1 Akimoto, C., Kitagawa, H., Matsumoto, T. & Kato, S. (2007) Sermatogenesis-specific association of SMCY and MSH5 Genes to Cells, submitted
審査要旨 要旨を表示する

哺乳類の雌雄には明確な性差が存在し、これまで性決定後の性差形成は性ステロイドホルモン作用によって完成すると考えられている。しかしながら、Y染色体遺伝子の領域欠損などによる遺伝的疾患症例から、精子形成といった生理機能へのY染色体遺伝子機能の関与が示唆されてきた。そこで本論文では、雄性特異的生理機能におけるY染色体遺伝子群の機能的役割の解明を目的とし、細胞生物学、生化学的手法を用いてY染色体遺伝子群の分子機能解析を行っている。

一章の序論に続き、二章では、ヒトおよびマウスのY染色精子形成責任領域に保存されるSMCY遺伝子の分子機能解析を行った。具体的には、まずヒト精巣胚細胞腫瘍由来NEC8細胞株NEC8細胞株においてSMCYがH3K4脱メチル化酵素活性を有する事を確認した上で、生化学的手法により精巣特異的なSMCYの機能的相互作用因子の取得を試みている。NEC8細胞より調製した核抽出液に対し、リコンビナントFLAGタグ融合SMCY全長タンパク質をベイトとしてアフィニティー精製を行い、TOF-MS解析によって、精子形成に必須である減数分裂特異的タンパク質MSH5を複合体構成因子として取得した。マウス精巣における両者の発現を共焦点蛍光顕微鏡で観察した結果、MSH5は初期レプトテン期の細胞では凝集DNAとの共局在を示さず、SMCYの発現が始まるレプトテン/ザイゴテン期の細胞において、凝集したDNA上でのSMCYとの共局在が観察された。さらに、連続切片を用いた免疫組織化学解析により、SMCYおよびMSH5が共発現するレプトテン/ザイゴテン期の細胞において、強いジ、トリメチル化H3K4と弱いモノメチル化H3K4が観察された。以上の結果から、ヒストン脱メチル化酵素として知られるJmjドメインを有するSMCYが減数分裂制御因子MSH5との相互作用を示し、減数分裂前期の精母細胞においてヒストンH3K4の脱メチル化を介してDNA凝集に作用する可能性を示す事ができた。

次に三章では、男性ホルモン受容体ARと精巣特異的遺伝子TSPYの機能的相互作用の解析を行っている。まずレポーターアッセイによりARの転写活性化能をTSPYが抑制する事を見いだした。さらにTSPYとARのリガンド非依存的な相互作用を検出できたことから、両者の細胞内相互作用を検討した結果、TSPYが細胞質タンパク質であり、ARとの相互作用は細胞質においてのみ見られる事を示した。
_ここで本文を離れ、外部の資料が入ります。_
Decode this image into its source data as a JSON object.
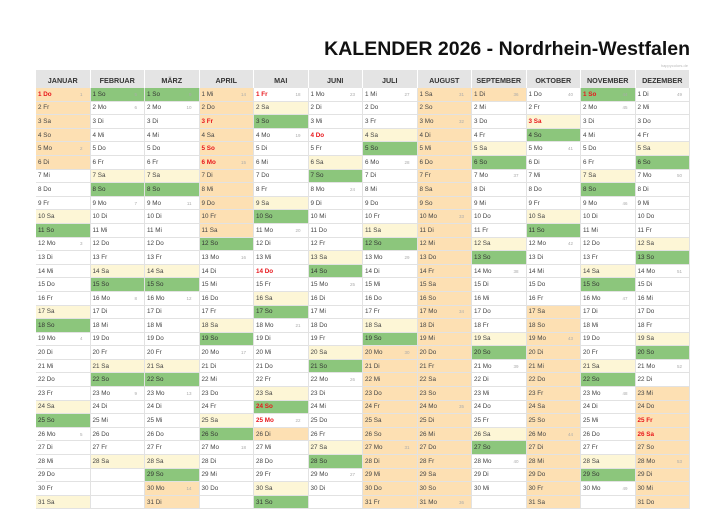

さらに、TSPYのノックダウンによってARの細胞質から核への移行が促進した事から、TSPYがARの核移行を阻害することでARの転写活性化能を抑制することを見いだした。以上より、精巣胚細胞腫瘍において、TSPYは異所性にARと共発現すると、ARと細胞質で結合することで、ARの核内でのホルモン作用を抑制することを見いだしている。

続く四章では、まず精巣胚細胞腫瘍NEC8細胞においてアンドロゲンによる細胞増殖亢進を見いだした。一方TSPYは抑制的に作用した。続いて、分子標的をマイクロアレイで探索し、リアルタイムRT-PCRにより確認することでPTEN遺伝子がこの制御に関与する可能性を示した。

さらに、ヒト精巣胚細胞腫瘍症例の組織検体を用いてTSPYおよびARの発現量解析を行った。その結果、ARはセミノーマに対し悪性度の高い非セミノーマ群において高発現を示すことを見いだした。一方TSPYの発現量が逆に非セミノーマ群で低く、セミノーマにおいて高いことが示された。これら二者の発現の逆相関の結果から、AR/TSPY比は精巣腫瘍増悪速度の目安として捉えられる可能性が示された。以上より、TSPY とARの機能的相互作用が精巣胚細胞腫瘍の細胞増殖を制御することを示し、精巣腫瘍組織における予後マーカーとして臨床応用できる可能性を示している。

本論文では、生化学的手法、細胞生物学的手法を用いた分子機能解析によって、Y染色体遺伝子の担う精巣における生理機能の一端を明らかにすることができた。これらの成果は、雄性のみに存在するY染色体上の遺伝子群による雄性特異的生理機能の制御機構の理解に大きく貢献するものと期待される。よって、審査委員一同は本論文が博士(農学)の学位論文として価値のあるものと認めた。